Wade Oakland überlegt noch, ob er essen gehen oder ein Bad nehmen soll, als er die Postkutsche von Cheyenne ankommen sieht.
Zuerst steigt ein Offizier aus und dann eine unwahrscheinlich schöne Frau. Die Frau wirft einen raschen Blick zu Wade Oakland hinüber. Und Wade meint, den Anflug eines flüchtigen Lächelns bei ihr zu erkennen.
Als Wade bald darauf beim Barbier in einem großen Fass mit heißem Wasser sitzt, sieht er die Schöne plötzlich am Eingang des Badeschuppens stehen.
»Ich habe dich sofort erkannt«, sagt sie. »Ich bin auf der Flucht vor dem Gesetz und vor dem Bruder eines Mannes, den ich getötet habe ...«
Wade hat ein Gefühl, als hätte er einen Schlag erhalten. Er sitzt bewegungslos im Wasser. Doch dann fängt er sich.
»He, du bist doch nicht das Mädchen«, sagt er, »bei dem ich das Küssen lernte – und noch ein paar andere Dinge mehr?
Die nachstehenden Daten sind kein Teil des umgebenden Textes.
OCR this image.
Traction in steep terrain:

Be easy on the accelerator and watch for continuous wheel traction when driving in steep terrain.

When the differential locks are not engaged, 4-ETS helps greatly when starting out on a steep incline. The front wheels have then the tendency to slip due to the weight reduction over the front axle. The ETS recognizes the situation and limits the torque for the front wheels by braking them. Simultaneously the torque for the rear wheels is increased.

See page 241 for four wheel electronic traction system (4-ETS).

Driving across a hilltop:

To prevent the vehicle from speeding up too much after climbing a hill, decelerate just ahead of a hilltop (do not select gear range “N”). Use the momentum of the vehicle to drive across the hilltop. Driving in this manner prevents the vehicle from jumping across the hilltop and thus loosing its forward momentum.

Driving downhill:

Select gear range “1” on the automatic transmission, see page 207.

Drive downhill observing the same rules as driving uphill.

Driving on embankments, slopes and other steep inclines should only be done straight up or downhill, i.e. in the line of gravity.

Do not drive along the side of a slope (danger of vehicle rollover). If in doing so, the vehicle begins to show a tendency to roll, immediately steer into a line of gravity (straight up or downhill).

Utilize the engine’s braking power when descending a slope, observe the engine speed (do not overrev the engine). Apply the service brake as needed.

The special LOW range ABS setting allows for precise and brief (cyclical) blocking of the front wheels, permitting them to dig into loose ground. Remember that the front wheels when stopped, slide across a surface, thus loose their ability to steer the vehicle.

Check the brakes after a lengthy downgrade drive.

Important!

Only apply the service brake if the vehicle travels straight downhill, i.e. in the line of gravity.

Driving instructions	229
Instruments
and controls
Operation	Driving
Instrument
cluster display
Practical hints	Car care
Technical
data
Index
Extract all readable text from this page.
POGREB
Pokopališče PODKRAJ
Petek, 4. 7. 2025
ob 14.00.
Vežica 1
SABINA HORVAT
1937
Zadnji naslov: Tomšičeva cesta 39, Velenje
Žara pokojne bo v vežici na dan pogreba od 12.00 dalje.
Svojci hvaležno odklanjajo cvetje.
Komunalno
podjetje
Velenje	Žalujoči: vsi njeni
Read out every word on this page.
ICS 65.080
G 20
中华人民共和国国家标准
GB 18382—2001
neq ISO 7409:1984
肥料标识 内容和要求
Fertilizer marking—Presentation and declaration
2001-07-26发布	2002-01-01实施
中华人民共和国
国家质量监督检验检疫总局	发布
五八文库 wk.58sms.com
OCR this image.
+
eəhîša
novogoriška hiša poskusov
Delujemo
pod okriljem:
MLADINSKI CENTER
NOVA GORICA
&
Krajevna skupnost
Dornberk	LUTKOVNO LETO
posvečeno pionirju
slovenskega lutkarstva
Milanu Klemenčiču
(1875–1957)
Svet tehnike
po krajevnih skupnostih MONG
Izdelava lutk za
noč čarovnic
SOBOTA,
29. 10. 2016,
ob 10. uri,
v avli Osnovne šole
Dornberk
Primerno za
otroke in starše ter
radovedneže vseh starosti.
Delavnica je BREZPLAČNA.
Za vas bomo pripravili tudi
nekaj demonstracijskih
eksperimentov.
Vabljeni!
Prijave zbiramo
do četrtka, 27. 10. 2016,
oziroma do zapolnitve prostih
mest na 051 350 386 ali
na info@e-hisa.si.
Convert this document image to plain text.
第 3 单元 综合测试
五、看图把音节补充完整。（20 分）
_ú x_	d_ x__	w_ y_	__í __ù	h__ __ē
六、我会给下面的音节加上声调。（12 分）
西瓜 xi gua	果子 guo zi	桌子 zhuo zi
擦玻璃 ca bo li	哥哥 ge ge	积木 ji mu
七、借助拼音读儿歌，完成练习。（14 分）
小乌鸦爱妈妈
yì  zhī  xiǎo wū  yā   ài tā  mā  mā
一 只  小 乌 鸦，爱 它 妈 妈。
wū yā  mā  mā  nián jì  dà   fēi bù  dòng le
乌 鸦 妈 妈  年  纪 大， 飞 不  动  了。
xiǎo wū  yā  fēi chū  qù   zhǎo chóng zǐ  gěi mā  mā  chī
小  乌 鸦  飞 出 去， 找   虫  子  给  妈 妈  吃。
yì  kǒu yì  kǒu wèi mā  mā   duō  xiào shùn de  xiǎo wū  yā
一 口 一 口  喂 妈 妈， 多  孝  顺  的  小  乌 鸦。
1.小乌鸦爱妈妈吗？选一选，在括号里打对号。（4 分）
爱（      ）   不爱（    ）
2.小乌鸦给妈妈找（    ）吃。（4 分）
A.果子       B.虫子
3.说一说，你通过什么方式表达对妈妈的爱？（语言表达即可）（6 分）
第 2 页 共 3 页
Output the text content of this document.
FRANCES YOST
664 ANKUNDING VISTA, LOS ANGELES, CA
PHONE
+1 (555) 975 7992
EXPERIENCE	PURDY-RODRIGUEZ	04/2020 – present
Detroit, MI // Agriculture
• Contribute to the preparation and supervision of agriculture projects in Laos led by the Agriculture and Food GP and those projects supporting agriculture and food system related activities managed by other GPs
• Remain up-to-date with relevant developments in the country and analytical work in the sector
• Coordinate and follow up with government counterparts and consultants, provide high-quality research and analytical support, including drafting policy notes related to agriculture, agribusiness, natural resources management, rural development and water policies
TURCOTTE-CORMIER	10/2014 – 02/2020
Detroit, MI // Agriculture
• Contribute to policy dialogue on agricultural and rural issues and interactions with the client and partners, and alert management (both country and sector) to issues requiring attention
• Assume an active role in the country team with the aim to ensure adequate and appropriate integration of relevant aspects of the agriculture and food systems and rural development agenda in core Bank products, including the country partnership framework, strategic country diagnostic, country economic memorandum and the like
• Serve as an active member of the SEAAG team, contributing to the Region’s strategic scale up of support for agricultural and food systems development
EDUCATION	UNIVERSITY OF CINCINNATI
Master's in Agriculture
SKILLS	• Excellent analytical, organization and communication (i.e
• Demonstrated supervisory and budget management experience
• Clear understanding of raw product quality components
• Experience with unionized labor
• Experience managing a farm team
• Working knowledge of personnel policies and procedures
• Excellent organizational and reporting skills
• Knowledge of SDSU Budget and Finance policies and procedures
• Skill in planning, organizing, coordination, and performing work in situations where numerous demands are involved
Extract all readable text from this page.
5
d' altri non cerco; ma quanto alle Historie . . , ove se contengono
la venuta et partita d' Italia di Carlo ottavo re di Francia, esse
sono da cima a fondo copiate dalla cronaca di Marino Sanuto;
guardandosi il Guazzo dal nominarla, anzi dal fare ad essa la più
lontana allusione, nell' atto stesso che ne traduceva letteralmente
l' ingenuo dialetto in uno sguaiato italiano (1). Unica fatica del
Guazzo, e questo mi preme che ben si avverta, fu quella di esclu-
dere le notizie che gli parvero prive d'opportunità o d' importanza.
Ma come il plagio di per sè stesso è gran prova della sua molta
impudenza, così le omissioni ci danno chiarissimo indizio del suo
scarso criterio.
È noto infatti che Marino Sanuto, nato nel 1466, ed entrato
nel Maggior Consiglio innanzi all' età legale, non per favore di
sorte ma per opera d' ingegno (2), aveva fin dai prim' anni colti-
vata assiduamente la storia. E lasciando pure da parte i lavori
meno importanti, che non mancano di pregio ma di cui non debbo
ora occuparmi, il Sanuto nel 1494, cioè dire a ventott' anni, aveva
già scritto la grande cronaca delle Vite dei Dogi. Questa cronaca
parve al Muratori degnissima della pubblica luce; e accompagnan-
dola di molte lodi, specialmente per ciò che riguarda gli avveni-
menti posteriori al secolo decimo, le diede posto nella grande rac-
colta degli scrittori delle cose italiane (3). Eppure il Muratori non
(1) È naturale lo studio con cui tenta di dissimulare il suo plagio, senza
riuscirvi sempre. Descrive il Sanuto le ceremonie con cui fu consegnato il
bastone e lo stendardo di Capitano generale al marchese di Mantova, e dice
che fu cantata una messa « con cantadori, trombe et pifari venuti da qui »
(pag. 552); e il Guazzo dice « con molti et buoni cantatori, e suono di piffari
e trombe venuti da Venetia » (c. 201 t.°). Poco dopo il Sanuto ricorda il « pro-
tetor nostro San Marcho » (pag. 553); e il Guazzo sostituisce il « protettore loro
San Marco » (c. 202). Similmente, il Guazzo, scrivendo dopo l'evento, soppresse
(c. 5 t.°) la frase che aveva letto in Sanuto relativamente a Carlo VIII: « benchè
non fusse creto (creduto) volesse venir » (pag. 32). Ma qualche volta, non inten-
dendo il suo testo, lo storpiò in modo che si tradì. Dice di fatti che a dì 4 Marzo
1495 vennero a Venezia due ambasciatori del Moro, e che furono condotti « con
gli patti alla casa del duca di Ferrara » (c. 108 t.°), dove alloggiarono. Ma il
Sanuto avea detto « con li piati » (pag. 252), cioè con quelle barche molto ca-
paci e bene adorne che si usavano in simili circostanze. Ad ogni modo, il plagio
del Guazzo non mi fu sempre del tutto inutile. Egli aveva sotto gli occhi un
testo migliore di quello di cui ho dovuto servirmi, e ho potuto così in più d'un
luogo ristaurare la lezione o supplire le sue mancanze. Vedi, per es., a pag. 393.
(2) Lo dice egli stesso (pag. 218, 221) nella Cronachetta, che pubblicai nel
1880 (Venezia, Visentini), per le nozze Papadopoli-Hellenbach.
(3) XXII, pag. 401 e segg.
Du bist doch nicht das wundervolle Honeygirl, mit dem ich in einer schönen Sommernacht im Heu lag?«
Sie lächelt nun ein wenig ernst.
»Was ich damals tat«, sagt sie, »tat ich zum ersten Mal mit einem Jungen. Und was es zu lernen gab, lernte ich von dir. Deine Erinnerungen sind wohl nicht so gut.«
»Nancy«, sagt er, »wir waren wohl beide damals ziemlich dumm, nicht wahr?«
»Ich war damals sechzehn«, erwidert sie, aber in ihren Augen ist kein Lächeln, da erkennt er einen bitteren Ernst. »Und du warst am anderen Tag fort«, spricht sie weiter. »Warum bist du damals schon am nächsten Tag fort gewesen?«
Er sitzt nur still da.
»Ach«, sagt er, »ich wollte damals keine Abschiedstränen. Und ich hatte einen Job bei einem Auswanderer-Wagenzug, der nach Oregon wollte. Ich war verantwortlich für die Pferderemuda. Wenn ich dir in jener Nacht gesagt hätte, dass ich am nächsten Tag schon fortreiten würde, dann hättest du ...«
Er verstummt nun, denn er will es nicht so grob heraussagen.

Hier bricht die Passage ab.